Book Series Museums at the Crossroads, vol. 27

Facts and Feelings

Retracing Emotions of Artists, 1600-1800

Hannelore Magnus, Katlijne Van der Stighelen (eds)

  • Pages: 228 p.
  • Size:210 x 297 mm
  • Illustrations:75 b/w, 4 tables b/w.
  • Language(s):English
  • Publication Year:2015

  • € 100,00 EXCL. VAT RETAIL PRICE
  • ISBN: 978-2-503-55486-0
  • Paperback
  • Available


This interdisciplinary volume is a unique combination of the history of early modern emotions and art history, bringing together case studies which provide us with new insights on early modern artists and their emotional lives, often based on archival and literary sources.

Review(s)

“This volume provides a rich and thought-provoking inquiry into how the established practice of the case study can continue to maintain its value in the age of “big data.” (Stephanie S. Dickey, in College Art Association Reviews, 44, 2017)

BIO

Hannelore Magnus is a full-time PhD. fellow of the Research Foundation-Flanders (FWO) at the same Research Unit of KU Leuven. She prepares a doctoral dissertation on fashion, dance and courting in the oeuvre of the Antwerp genre painter Hiëronymus Janssens (1624-1693).

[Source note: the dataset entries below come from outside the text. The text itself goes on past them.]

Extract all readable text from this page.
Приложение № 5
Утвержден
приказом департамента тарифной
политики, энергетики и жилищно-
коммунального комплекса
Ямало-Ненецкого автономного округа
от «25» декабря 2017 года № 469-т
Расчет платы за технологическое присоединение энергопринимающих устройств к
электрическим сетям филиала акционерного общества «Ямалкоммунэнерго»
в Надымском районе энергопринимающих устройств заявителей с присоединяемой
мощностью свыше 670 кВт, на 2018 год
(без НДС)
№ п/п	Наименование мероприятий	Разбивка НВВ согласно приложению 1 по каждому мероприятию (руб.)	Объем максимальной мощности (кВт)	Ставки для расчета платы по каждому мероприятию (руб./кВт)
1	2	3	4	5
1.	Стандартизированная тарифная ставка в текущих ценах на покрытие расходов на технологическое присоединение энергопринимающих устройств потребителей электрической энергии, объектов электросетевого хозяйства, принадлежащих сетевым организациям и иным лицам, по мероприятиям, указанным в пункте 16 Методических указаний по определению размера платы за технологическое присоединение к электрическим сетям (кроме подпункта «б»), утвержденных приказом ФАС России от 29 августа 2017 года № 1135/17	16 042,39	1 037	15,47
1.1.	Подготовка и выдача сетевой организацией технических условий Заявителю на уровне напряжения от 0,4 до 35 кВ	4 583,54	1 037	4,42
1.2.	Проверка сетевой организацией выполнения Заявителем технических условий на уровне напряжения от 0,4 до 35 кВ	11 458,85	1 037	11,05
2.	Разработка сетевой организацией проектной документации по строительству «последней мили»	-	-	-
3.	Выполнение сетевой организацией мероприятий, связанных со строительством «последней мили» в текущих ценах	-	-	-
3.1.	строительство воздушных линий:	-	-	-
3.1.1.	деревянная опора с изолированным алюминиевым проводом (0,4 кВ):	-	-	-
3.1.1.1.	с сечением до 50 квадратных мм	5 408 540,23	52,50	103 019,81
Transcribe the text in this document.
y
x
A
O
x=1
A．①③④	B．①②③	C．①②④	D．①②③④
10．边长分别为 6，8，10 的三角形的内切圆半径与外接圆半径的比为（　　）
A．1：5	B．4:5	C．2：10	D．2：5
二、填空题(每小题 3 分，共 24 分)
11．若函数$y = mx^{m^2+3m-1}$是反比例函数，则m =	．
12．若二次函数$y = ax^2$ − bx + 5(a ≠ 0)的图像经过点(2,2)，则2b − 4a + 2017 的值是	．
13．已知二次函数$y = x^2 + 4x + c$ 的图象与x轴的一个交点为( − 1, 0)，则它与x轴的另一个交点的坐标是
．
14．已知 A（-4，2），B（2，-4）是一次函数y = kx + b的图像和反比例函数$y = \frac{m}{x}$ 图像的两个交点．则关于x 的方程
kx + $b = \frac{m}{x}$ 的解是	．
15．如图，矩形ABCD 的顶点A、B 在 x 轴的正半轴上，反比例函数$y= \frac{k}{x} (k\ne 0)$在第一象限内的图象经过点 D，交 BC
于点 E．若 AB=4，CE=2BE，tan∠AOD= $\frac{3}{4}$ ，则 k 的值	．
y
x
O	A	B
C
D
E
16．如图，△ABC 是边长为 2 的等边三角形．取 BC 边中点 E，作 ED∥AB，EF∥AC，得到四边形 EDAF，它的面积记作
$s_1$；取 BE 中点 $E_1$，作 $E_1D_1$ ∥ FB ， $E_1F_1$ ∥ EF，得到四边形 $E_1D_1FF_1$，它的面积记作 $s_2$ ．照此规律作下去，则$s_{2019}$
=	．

Katlijne Van der Stighelen is full professor Early Modern Art History at KU Leuven. Her main research and publication topics are 17th-century Flemish art in general and portraiture in particular as well as woman artists. She is currently investigating aspects of technological imaging in collaboration with the University of Antwerp (Department of Chemistry) and is preparing a monograph on Michaelina Woutiers, an artist from Mons who lived in Brussels in the second half of the 17th century.

Summary

The history of emotions has gained more and more scholarly attention, evidenced by an ‘affective turn’ or ‘emotional turn’ in historical research. Many publications have appeared, and internationally oriented research centres and conferences have been set up and organized.

This volume brings the importance of a clear understanding of historical feelings into the research area of art historians. Even though the depiction of emotions is an important discipline in its own right, in this volume the concept of the artist and his or her own personal feelings, often in connection with the creation of a work of art, is prioritised. Although it is argued that a painter had to be able to feel emotions in order to depict them correctly, the articles brought together in this volume focus primarily on the traces of artist’s emotions (“feelings”) that can be derived from archival documents, secondary sources, and paintings (“facts”). Each author has tried in his or her own way to elucidate both the written and visual expressions of an artist’s (personal) emotions.